Frequently Auto-Approved
Reviews Published Challenge Participant

Sunday, December 20, 2009

Art History Reading Challenge

I didn't get very far with the last one but I'm going to try again! I'm joining : Heidenkind's. I will probably start with Renoir's biography of his father.

I'd love to hear from others doing this challenge!

My theme for this challenge is the French Impressionists. That is just the way that it has worked out.

With Violets by Elizabeth Robards

This is a beautifully written novel about the ambitious, young woman artist, Berthe Morisot, and her love affair with Edouard Manet. The prose does descend into the 'purple' sometimes, I feel, and the dialogue is a bit contrived at times, but I enjoyed it very much.

The characterization is very good. Berthe is a very likeable young woman, torn between trying to please her mother who wants her to marry well, and her love for a married man. She is also an excellent artist.

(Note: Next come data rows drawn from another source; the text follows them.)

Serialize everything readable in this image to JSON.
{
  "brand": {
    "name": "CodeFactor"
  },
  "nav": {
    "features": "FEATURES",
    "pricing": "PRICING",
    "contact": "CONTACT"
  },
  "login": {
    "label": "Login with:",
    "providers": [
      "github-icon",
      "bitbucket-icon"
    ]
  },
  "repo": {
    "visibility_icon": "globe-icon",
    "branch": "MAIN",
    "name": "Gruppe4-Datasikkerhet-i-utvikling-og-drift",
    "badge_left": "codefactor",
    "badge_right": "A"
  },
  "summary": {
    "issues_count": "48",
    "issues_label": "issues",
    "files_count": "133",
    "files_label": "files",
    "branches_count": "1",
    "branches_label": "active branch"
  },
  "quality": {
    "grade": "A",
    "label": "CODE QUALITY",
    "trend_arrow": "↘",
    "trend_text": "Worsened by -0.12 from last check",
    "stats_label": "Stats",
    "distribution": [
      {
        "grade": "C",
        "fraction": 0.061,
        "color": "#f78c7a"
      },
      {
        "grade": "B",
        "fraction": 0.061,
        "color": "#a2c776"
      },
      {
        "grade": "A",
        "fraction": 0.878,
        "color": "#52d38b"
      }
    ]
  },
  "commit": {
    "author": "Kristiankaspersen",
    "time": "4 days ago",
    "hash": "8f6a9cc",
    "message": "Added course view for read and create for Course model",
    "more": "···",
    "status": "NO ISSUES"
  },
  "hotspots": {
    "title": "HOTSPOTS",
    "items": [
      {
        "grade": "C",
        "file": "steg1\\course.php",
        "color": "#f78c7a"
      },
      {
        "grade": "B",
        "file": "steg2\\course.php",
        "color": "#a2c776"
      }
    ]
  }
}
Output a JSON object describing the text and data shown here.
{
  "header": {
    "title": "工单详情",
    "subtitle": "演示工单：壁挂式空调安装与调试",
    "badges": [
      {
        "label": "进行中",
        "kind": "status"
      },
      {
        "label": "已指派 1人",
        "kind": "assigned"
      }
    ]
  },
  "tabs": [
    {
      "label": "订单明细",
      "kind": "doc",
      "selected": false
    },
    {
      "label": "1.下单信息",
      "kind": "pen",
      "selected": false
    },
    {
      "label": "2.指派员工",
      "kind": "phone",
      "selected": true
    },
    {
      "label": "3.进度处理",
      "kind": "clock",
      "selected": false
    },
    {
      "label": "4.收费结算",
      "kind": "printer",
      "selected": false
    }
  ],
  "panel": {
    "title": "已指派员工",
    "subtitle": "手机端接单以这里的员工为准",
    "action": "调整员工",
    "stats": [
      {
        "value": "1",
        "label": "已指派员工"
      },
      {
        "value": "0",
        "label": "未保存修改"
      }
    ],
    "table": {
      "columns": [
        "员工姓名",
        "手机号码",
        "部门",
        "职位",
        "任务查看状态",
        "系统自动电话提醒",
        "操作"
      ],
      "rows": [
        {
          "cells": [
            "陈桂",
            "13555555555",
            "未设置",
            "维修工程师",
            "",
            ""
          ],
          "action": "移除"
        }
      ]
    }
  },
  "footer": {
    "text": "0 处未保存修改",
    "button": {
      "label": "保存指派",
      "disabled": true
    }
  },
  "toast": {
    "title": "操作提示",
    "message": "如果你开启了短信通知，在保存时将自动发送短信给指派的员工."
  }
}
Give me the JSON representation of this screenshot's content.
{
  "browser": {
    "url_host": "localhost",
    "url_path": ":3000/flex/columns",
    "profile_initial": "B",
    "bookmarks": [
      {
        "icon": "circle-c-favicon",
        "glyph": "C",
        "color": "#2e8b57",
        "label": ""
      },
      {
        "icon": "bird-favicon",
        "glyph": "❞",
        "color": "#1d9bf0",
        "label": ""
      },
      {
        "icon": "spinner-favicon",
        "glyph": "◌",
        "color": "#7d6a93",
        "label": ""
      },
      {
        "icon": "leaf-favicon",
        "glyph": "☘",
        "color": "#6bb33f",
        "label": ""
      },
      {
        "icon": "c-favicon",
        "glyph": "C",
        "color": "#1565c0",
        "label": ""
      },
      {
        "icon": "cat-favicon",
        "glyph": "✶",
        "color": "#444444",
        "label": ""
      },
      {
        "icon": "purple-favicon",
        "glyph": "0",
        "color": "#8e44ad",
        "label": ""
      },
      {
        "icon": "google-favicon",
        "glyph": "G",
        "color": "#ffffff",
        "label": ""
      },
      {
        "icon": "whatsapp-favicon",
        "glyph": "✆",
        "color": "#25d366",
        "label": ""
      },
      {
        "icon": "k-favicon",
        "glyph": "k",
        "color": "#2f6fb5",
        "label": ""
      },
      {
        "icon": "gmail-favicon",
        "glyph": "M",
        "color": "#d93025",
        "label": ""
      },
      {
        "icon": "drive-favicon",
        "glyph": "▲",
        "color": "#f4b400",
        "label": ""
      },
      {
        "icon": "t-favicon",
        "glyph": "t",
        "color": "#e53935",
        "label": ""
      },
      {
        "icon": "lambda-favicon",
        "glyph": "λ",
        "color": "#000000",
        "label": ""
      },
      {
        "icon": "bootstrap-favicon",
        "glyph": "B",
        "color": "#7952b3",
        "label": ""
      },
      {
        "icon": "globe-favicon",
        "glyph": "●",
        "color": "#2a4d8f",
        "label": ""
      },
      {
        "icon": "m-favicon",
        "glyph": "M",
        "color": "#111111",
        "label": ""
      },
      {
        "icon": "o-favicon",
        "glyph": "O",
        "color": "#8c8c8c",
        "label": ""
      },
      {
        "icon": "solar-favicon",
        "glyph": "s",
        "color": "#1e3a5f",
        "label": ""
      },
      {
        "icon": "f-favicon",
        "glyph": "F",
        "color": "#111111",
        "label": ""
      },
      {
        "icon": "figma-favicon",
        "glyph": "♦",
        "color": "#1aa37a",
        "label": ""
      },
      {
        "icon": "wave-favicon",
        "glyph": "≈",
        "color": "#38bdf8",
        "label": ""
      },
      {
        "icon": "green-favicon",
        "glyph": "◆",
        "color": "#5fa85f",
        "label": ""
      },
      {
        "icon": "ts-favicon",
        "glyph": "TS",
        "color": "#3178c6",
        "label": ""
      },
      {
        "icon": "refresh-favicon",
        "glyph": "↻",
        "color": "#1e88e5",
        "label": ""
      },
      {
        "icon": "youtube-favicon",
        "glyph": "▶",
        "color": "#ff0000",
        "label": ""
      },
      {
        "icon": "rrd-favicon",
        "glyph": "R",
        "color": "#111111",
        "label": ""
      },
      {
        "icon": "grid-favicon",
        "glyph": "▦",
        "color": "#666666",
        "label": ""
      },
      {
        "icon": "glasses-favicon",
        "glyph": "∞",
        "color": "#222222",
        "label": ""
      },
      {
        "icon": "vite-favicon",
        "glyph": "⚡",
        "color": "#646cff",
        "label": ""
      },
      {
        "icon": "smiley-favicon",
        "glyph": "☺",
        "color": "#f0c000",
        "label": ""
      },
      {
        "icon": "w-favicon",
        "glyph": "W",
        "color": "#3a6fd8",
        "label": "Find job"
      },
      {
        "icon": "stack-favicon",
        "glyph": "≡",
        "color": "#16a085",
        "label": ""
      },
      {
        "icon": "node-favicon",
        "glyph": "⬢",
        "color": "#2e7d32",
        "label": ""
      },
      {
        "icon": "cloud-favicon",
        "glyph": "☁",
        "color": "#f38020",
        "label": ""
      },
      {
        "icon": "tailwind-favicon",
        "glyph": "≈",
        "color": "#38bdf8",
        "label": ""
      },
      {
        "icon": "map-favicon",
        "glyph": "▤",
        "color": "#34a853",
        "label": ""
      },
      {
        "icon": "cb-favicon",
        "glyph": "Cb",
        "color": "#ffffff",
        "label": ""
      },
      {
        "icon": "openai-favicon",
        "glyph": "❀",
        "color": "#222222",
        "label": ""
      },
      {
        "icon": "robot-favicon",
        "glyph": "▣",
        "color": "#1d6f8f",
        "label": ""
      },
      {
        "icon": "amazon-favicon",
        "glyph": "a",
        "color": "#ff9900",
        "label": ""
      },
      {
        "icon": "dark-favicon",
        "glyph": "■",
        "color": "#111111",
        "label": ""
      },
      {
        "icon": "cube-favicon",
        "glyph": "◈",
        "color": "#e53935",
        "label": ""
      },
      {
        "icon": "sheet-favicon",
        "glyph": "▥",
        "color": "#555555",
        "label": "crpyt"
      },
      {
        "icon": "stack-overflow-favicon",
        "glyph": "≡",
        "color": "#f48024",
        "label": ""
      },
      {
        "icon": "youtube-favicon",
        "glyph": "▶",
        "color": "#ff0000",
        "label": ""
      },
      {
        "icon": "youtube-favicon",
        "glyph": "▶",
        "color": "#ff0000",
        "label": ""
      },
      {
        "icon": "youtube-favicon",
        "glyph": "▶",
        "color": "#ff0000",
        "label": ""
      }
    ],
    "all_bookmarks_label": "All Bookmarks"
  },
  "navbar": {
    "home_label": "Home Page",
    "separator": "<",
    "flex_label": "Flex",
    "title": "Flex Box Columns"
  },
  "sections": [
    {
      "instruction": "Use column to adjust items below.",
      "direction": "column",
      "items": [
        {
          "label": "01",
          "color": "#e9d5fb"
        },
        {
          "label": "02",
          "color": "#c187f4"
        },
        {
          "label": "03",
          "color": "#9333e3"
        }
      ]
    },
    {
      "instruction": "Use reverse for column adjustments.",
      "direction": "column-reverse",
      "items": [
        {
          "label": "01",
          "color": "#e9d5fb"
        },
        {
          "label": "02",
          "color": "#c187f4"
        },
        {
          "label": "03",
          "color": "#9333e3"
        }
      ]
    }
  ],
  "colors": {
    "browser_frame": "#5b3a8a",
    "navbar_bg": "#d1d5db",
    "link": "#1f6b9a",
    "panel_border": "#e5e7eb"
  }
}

Edouard Manet is also well-imagined. He is handsome and charming, but has a certain ruthlessness. I also liked the character of Degas, who seems to be either understanding or annoying because of his sarcasm.



The struggles of the Impressionists are interesting. Morisot is very determined to have her art respected, and this is always difficult for a new style of painting. Robards writes well about the problems that the Impressionists faced.

Lydia Cassatt Reading the Morning Paper by Harriet Scott Chessman


This is a luminous novel about the relationship between sisters, and art. Mary, an Impressionist artist, loved to paint her sister, Lydia. Chessman paints in words how both sisters feel and their moving relationship. This is a book that one could read many times.

The main problem with the book was that it was a bit hard to understand the relationships between the other family members. Lydia remembers her past and examines her life and the loss of her lover and brother. I wasn't quite sure how many brothers she had.

The Unknown Matisse by Hilary Spurling

This is a brilliant analysis of Henri Matisse's stubborn Northern character, his rebellion against his father, his rebellion against conformism, and his struggle to transform modern art into a glittering world of light and colour.

This biography is well-written and interesting. However, it's very long and detailed.

I only read three books for this challenge, and I was supposed to read six. I haven't done very well! However, I will probably read three more books about the Impressionists and post short reviews here.